Le jeune homme n’eut pas porté la coupe à ses lèvres qu’il lui prit une faiblesse. Ses domestiques s’avancèrent pour le soutenir ; mais bientôt, voyant en lui toutes les marques d’un homme mort, ils le couchèrent sur un sofa et commencèrent à pousser des cris effroyables. Tous les convives, frappés d’une terreur soudaine, demeurèrent saisis d’étonnement. Pour Aboulfatah, on ne saurait dire jusqu’à quel point il porta la dissimulation. Il ne se contenta pas de feindre une douleur immodérée ; il se mit à déchirer ses habits et à exciter par son exemple tous les autres à s’affliger. Il ordonna ensuite qu’on fit un cercueil d’ivoire et d’ébène ; et tandis qu’on y travaillait, il s’empara de tous les effets d’Aboulcasem, et les mit en séquestre dans le palais du roi.

Cependant le bruit de la mort du jeune homme se répandit dans la ville. Toutes les personnes de l’un et de l’autre sexe prirent le deuil et se répandirent à la porte de son hôtel, la tête et les pieds nus.

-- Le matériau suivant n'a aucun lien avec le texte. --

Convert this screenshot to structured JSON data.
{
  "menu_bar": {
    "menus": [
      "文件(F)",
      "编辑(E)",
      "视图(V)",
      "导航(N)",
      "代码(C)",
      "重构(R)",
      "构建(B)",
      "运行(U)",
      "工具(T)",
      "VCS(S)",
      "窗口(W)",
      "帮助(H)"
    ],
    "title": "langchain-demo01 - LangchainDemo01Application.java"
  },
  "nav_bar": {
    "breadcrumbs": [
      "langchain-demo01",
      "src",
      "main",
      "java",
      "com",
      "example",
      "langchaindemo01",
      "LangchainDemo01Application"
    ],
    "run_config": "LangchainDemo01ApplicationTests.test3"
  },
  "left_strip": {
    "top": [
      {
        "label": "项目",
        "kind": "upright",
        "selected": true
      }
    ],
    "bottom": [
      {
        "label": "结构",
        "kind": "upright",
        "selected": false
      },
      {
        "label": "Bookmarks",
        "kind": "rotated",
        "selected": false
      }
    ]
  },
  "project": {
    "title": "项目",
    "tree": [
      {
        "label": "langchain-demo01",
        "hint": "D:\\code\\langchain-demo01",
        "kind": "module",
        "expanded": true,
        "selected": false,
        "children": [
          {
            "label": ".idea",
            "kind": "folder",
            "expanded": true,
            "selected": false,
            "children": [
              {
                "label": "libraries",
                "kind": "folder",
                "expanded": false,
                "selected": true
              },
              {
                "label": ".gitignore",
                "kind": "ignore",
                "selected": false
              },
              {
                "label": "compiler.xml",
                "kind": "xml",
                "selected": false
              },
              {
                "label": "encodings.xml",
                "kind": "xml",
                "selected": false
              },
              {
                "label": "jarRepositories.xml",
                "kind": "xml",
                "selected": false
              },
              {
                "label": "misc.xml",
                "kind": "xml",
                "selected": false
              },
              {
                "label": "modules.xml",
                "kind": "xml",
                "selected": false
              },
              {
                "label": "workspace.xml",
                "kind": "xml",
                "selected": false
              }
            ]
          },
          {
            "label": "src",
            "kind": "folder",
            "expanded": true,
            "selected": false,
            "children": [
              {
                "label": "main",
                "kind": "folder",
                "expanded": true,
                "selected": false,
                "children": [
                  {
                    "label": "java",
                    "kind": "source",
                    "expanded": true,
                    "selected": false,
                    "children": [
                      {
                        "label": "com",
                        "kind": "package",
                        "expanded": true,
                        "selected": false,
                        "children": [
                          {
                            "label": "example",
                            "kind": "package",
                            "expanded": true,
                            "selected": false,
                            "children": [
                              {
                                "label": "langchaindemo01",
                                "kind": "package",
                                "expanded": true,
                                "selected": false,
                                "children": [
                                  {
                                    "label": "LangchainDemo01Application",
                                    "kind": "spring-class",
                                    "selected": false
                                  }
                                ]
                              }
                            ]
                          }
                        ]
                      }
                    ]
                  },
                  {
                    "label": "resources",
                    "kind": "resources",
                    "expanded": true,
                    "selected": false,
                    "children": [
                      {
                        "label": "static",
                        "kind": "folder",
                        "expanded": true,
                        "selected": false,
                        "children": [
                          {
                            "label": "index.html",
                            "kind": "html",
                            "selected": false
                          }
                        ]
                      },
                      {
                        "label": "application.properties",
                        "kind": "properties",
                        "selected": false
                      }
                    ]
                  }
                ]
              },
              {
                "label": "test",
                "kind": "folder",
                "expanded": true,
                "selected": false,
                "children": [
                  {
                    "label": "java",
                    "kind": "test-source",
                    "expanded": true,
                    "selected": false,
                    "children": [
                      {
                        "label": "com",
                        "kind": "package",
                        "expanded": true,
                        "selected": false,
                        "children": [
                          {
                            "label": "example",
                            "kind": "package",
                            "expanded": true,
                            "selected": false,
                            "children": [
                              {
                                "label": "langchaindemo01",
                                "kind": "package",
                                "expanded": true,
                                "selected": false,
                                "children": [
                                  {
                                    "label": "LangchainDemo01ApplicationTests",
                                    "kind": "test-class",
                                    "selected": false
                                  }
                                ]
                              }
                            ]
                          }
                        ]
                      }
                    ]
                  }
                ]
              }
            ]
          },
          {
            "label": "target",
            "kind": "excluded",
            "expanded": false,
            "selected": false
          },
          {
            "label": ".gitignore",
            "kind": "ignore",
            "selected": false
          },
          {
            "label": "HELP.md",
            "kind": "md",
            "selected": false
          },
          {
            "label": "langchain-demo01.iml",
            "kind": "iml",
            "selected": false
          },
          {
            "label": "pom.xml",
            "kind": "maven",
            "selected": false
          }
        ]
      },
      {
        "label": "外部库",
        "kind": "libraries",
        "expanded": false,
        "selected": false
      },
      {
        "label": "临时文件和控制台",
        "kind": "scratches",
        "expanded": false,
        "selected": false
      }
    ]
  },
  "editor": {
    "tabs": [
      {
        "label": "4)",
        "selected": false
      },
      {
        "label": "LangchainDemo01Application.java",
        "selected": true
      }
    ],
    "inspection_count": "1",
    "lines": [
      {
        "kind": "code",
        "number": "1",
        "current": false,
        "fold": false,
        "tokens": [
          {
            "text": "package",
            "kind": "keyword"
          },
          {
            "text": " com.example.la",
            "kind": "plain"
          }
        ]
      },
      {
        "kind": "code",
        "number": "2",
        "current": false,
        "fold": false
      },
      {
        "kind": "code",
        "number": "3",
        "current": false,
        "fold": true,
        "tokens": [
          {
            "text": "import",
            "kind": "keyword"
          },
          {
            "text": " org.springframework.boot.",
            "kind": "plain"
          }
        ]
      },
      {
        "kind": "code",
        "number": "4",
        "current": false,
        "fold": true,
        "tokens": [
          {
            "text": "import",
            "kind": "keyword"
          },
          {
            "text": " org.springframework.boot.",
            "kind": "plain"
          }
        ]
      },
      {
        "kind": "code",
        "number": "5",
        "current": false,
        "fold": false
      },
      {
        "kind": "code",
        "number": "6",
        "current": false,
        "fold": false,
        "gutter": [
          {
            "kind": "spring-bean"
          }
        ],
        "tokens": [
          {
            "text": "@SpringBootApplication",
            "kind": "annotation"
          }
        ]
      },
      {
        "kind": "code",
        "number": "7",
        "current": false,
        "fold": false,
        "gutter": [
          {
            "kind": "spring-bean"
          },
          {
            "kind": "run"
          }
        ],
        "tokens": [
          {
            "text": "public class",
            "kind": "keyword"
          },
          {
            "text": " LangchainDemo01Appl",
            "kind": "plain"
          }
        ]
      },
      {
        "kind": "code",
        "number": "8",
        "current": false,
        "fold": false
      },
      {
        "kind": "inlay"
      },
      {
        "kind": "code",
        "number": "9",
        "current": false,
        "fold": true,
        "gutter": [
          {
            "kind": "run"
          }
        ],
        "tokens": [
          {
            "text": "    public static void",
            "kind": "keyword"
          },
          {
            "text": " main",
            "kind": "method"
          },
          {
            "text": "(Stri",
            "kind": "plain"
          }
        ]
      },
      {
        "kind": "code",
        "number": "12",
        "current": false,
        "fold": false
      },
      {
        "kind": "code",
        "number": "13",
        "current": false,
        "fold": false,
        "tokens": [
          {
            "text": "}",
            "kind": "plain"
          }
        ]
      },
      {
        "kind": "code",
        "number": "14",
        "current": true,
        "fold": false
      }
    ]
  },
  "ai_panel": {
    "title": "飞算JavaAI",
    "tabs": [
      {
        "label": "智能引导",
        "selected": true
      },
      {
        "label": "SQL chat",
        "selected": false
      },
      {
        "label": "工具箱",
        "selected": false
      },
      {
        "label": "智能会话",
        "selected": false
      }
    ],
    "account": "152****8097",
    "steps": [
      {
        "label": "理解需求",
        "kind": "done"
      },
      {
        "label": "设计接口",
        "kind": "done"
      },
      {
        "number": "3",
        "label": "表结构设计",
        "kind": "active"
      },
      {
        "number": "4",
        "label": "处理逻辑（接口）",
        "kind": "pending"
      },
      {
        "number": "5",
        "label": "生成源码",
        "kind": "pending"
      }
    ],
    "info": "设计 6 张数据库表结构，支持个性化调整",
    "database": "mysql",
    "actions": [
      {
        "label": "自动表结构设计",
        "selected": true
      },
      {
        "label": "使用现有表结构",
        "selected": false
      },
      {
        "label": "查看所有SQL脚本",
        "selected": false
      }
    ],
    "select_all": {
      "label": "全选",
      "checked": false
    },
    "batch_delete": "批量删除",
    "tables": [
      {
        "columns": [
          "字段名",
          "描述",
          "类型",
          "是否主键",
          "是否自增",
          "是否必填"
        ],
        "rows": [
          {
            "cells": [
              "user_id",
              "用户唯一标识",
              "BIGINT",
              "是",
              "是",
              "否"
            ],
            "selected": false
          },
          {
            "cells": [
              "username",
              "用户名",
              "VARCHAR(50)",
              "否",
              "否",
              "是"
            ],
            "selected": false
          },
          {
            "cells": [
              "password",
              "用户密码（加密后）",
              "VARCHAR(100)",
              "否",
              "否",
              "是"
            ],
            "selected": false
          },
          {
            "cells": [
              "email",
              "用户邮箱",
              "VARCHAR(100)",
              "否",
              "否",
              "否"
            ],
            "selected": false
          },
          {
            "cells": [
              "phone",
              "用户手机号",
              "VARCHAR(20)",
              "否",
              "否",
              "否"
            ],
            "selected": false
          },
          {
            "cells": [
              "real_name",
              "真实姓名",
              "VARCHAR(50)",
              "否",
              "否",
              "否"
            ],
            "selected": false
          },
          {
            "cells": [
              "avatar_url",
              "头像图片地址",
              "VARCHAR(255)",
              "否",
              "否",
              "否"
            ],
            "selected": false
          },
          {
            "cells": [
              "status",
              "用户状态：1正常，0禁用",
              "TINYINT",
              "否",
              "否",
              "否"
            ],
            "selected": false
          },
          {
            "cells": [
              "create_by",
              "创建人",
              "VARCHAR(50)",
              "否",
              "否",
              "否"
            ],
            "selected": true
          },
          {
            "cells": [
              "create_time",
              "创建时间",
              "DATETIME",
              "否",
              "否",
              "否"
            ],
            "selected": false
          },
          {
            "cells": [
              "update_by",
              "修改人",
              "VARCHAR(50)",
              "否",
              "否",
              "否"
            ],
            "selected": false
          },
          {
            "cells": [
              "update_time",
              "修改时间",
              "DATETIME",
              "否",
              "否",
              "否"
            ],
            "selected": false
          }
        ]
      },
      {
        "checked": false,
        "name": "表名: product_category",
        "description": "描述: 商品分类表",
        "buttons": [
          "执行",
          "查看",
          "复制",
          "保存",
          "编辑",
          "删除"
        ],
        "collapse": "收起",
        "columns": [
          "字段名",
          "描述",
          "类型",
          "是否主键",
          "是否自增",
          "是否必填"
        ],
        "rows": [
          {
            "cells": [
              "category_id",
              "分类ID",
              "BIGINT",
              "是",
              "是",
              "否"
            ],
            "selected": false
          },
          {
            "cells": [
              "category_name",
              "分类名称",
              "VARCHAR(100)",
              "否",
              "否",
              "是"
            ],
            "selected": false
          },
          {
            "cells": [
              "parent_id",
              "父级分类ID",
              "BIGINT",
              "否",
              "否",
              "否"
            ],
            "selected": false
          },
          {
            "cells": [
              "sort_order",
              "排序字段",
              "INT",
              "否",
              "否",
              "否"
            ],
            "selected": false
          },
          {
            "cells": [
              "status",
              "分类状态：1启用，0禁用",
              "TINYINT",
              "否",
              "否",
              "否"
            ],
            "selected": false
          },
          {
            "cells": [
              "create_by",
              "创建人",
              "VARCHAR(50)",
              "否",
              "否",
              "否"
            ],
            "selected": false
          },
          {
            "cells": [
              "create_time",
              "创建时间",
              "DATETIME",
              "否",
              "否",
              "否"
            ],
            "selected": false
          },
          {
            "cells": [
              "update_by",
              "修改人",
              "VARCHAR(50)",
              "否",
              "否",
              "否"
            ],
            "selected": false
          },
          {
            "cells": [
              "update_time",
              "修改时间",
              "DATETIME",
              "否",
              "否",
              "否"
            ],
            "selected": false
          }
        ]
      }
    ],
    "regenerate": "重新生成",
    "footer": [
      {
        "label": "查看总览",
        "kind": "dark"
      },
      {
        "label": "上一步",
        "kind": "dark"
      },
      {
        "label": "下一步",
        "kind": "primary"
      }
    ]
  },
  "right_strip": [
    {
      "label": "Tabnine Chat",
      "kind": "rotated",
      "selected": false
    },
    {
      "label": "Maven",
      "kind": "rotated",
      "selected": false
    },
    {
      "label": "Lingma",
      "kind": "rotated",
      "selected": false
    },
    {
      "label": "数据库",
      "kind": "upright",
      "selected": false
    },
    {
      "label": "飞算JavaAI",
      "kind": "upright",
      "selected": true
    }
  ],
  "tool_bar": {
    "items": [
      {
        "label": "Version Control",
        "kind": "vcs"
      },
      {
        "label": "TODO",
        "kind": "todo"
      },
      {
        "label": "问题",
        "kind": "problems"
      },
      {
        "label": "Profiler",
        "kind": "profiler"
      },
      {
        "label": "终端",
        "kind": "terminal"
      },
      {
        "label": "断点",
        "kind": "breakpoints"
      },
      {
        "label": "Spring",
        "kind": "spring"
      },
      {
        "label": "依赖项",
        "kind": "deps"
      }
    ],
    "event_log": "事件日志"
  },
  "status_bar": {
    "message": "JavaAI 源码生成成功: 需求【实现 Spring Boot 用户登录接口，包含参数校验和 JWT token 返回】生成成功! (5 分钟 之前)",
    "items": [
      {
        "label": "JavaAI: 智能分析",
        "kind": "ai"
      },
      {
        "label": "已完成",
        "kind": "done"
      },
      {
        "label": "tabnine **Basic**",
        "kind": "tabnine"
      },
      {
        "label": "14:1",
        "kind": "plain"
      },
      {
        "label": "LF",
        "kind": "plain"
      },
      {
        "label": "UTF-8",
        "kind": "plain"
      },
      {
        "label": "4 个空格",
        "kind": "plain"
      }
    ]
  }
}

Les vieillards et les jeunes gens, les femmes et les filles fondaient en pleurs. Ils faisaient retentir l’air de plaintes et de lamentations. On eût dit que les uns perdaient en lui un fils unique, les autres un frère, et les autres un mari tendrement aimé. Les riches et les pauvres étaient également touchés de sa mort.